In Werkproces 3 criteria 3 staat het volgende:
‘’Je kunt de volgende begrippen als: ‘uniek persoon’, ‘eigen identiteit’, ‘zelfredzaamheid’, ‘eigen regie’, ‘zinvolle dagbesteding’ en ‘kwaliteit van leven’ onderbouwd toepassen tijdens je professioneel handelen’’.
Voor eind dit schooljaar moeten jullie werkproces 1 tot en met 4 hebben afgerond waaronder dus werkproces 3.
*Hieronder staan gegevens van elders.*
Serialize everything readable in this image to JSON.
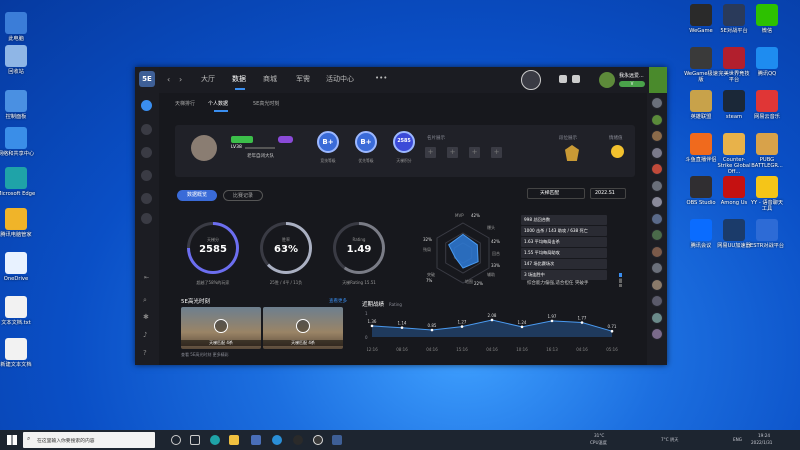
{
  "desktop_left": [
    {
      "label": "此电脑",
      "color": "#3b7dd8"
    },
    {
      "label": "回收站",
      "color": "#8fb6e6"
    },
    {
      "label": "控制面板",
      "color": "#4a90e2"
    },
    {
      "label": "网络和共享中心",
      "color": "#3a8ee8"
    },
    {
      "label": "Microsoft Edge",
      "color": "#1fa3a8"
    },
    {
      "label": "腾讯电脑管家",
      "color": "#f0b429"
    },
    {
      "label": "OneDrive",
      "color": "#e8f2ff"
    },
    {
      "label": "文本文档.txt",
      "color": "#f2f2f2"
    },
    {
      "label": "新建文本文档",
      "color": "#f2f2f2"
    }
  ],
  "desktop_right": [
    {
      "label": "WeGame",
      "color": "#2a2a2a"
    },
    {
      "label": "5E对战平台",
      "color": "#2a3a5a"
    },
    {
      "label": "微信",
      "color": "#2dc100"
    },
    {
      "label": "WeGame极速版",
      "color": "#3a3a3a"
    },
    {
      "label": "完美世界竞技平台",
      "color": "#b21f2d"
    },
    {
      "label": "腾讯QQ",
      "color": "#1e8cf0"
    },
    {
      "label": "英雄联盟",
      "color": "#c8a24a"
    },
    {
      "label": "steam",
      "color": "#1b2838"
    },
    {
      "label": "网易云音乐",
      "color": "#e03636"
    },
    {
      "label": "斗鱼直播伴侣",
      "color": "#f06a1d"
    },
    {
      "label": "Counter-Strike Global Off...",
      "color": "#e8b24a"
    },
    {
      "label": "PUBG BATTLEGR...",
      "color": "#d8a24a"
    },
    {
      "label": "OBS Studio",
      "color": "#302e31"
    },
    {
      "label": "Among Us",
      "color": "#c51111"
    },
    {
      "label": "YY - 语音聊天工具",
      "color": "#f5c518"
    },
    {
      "label": "腾讯会议",
      "color": "#0a6cff"
    },
    {
      "label": "网易UU加速器",
      "color": "#1b3b6a"
    },
    {
      "label": "ESTR对战平台",
      "color": "#2d6bd6"
    }
  ],
  "app": {
    "logo": "5E",
    "nav": [
      "大厅",
      "数据",
      "商城",
      "军需",
      "活动中心",
      "•••"
    ],
    "active_nav": "数据",
    "user_name": "我永远爱...",
    "user_badge": "V",
    "subtabs": [
      "天梯排行",
      "个人数据",
      "5E高光时刻"
    ],
    "active_subtab": "个人数据",
    "profile": {
      "level": "LV38",
      "team_tag": "老年自闭大队",
      "badges": [
        {
          "value": "B+",
          "label": "竞技等级"
        },
        {
          "value": "B+",
          "label": "优先等级"
        },
        {
          "value": "2585",
          "label": "天梯积分"
        }
      ],
      "title_show_label": "名片展示",
      "rank_label": "段位展示",
      "mood_label": "情绪值"
    },
    "filter_buttons": [
      "数据概览",
      "比赛记录"
    ],
    "mode_select": "天梯匹配",
    "season_select": "2022.S1",
    "rings": [
      {
        "label": "天梯分",
        "value": "2585",
        "sub": "超越了58%的玩家",
        "color": "#6c6ef0",
        "pct": 0.75
      },
      {
        "label": "胜率",
        "value": "63%",
        "sub": "25胜 / 4平 / 11负",
        "color": "#aab0c2",
        "pct": 0.63
      },
      {
        "label": "Rating",
        "value": "1.49",
        "sub": "天梯Rating 15.51",
        "color": "#7a7c86",
        "pct": 0.6
      }
    ],
    "radar": {
      "labels": [
        "MVP",
        "爆头",
        "回合",
        "辅助",
        "地图",
        "突破",
        "残局"
      ],
      "values": [
        "42%",
        "42%",
        "33%",
        "22%",
        "7%",
        "32%"
      ]
    },
    "stats": [
      "998 总回合数",
      "1000 击杀 / 143 助攻 / 638 死亡",
      "1.63 平均每局击杀",
      "1.55 平均每局助攻",
      "147 场比赛场次",
      "3 场连胜中"
    ],
    "stats_footer": "综合能力偏强,适合担任 突破手",
    "highlights": {
      "title": "5E高光时刻",
      "more": "查看更多",
      "clips": [
        {
          "caption": "天梯匹配 4杀"
        },
        {
          "caption": "天梯匹配 4杀"
        }
      ],
      "footer": "查看 5E高光时刻 更多精彩"
    },
    "recent": {
      "title": "近期战绩",
      "sub": "Rating",
      "y_top": "1",
      "y_bottom": "0",
      "points": [
        "1.36",
        "1.14",
        "0.85",
        "1.27",
        "2.08",
        "1.24",
        "1.97",
        "1.77",
        "0.71"
      ],
      "times": [
        "12:16",
        "08:16",
        "04:16",
        "15:16",
        "04:16",
        "10:16",
        "16:13",
        "04:16",
        "05:16"
      ]
    }
  },
  "taskbar": {
    "search": "在这里输入你要搜索的内容",
    "weather": "31°C",
    "weather_sub": "CPU温度",
    "temp": "7°C 阴天",
    "lang": "ENG",
    "time": "19:24",
    "date": "2022/1/31"
  }
}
Voor dit werkpad werk je criteria 3 (zoals hierboven omschreven staat) uit in verslagvorm hoe je dit ook doet bij een GO aanvraag, namelijk:
Wat heb je gedaan om het criterium aan te tonen? Benoem hier concrete praktijkvoorbeelden waaruit blijkt wat je gedaan hebt.
Hoe heb je dat gedaan?
Waarom heb je het zo gedaan. Hierbij kan je denken aan je eigen eerdere ervaringen, feedback die je ontvangen hebt van collega-medeleerling-docent- literatuur.
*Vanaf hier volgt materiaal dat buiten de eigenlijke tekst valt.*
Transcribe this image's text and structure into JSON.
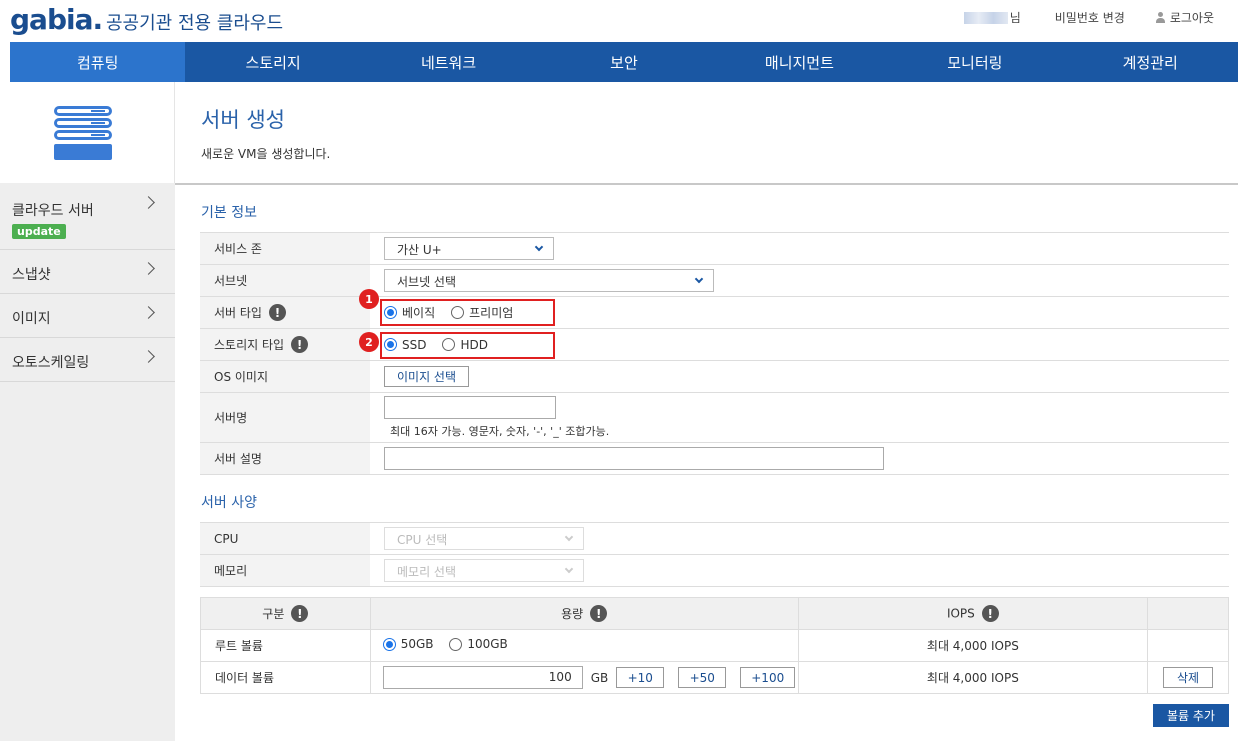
{
  "header": {
    "logo": "gabia.",
    "subtitle": "공공기관 전용 클라우드",
    "user_suffix": "님",
    "change_password": "비밀번호 변경",
    "logout": "로그아웃"
  },
  "nav": [
    "컴퓨팅",
    "스토리지",
    "네트워크",
    "보안",
    "매니지먼트",
    "모니터링",
    "계정관리"
  ],
  "sidebar": {
    "items": [
      {
        "label": "클라우드 서버",
        "badge": "update"
      },
      {
        "label": "스냅샷"
      },
      {
        "label": "이미지"
      },
      {
        "label": "오토스케일링"
      }
    ]
  },
  "page": {
    "title": "서버 생성",
    "desc": "새로운 VM을 생성합니다."
  },
  "basic": {
    "section": "기본 정보",
    "zone_label": "서비스 존",
    "zone_value": "가산 U+",
    "subnet_label": "서브넷",
    "subnet_value": "서브넷 선택",
    "type_label": "서버 타입",
    "type_basic": "베이직",
    "type_premium": "프리미엄",
    "storage_label": "스토리지 타입",
    "storage_ssd": "SSD",
    "storage_hdd": "HDD",
    "os_label": "OS 이미지",
    "os_button": "이미지 선택",
    "name_label": "서버명",
    "name_hint": "최대 16자 가능. 영문자, 숫자, '-', '_' 조합가능.",
    "desc_label": "서버 설명"
  },
  "markers": {
    "one": "1",
    "two": "2"
  },
  "spec": {
    "section": "서버 사양",
    "cpu_label": "CPU",
    "cpu_placeholder": "CPU 선택",
    "mem_label": "메모리",
    "mem_placeholder": "메모리 선택"
  },
  "volume": {
    "head_type": "구분",
    "head_size": "용량",
    "head_iops": "IOPS",
    "root_label": "루트 볼륨",
    "root_50": "50GB",
    "root_100": "100GB",
    "root_iops": "최대 4,000 IOPS",
    "data_label": "데이터 볼륨",
    "data_value": "100",
    "data_unit": "GB",
    "plus10": "+10",
    "plus50": "+50",
    "plus100": "+100",
    "data_iops": "최대 4,000 IOPS",
    "delete": "삭제",
    "add": "볼륨 추가"
  },
  "icons": {
    "warn": "!",
    "server": "server-stack-icon"
  },
  "colors": {
    "nav": "#1a57a3",
    "nav_active": "#2c74cc",
    "accent": "#2a62aa",
    "highlight": "#e02020",
    "badge": "#4caf50"
  }
}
Wat heb je ervan geleerd van dit werkproces?
Welke bewijsstuk(ken) heb je hiervoor. Denk daarbij aan feedbackformulieren maar ook opdrachten die je voor school uitgewerkt hebt. Maak hier een overzicht van, zo specifiek mogelijk zodat je werkbegeleider en LOB-er een goed beeld krijgen.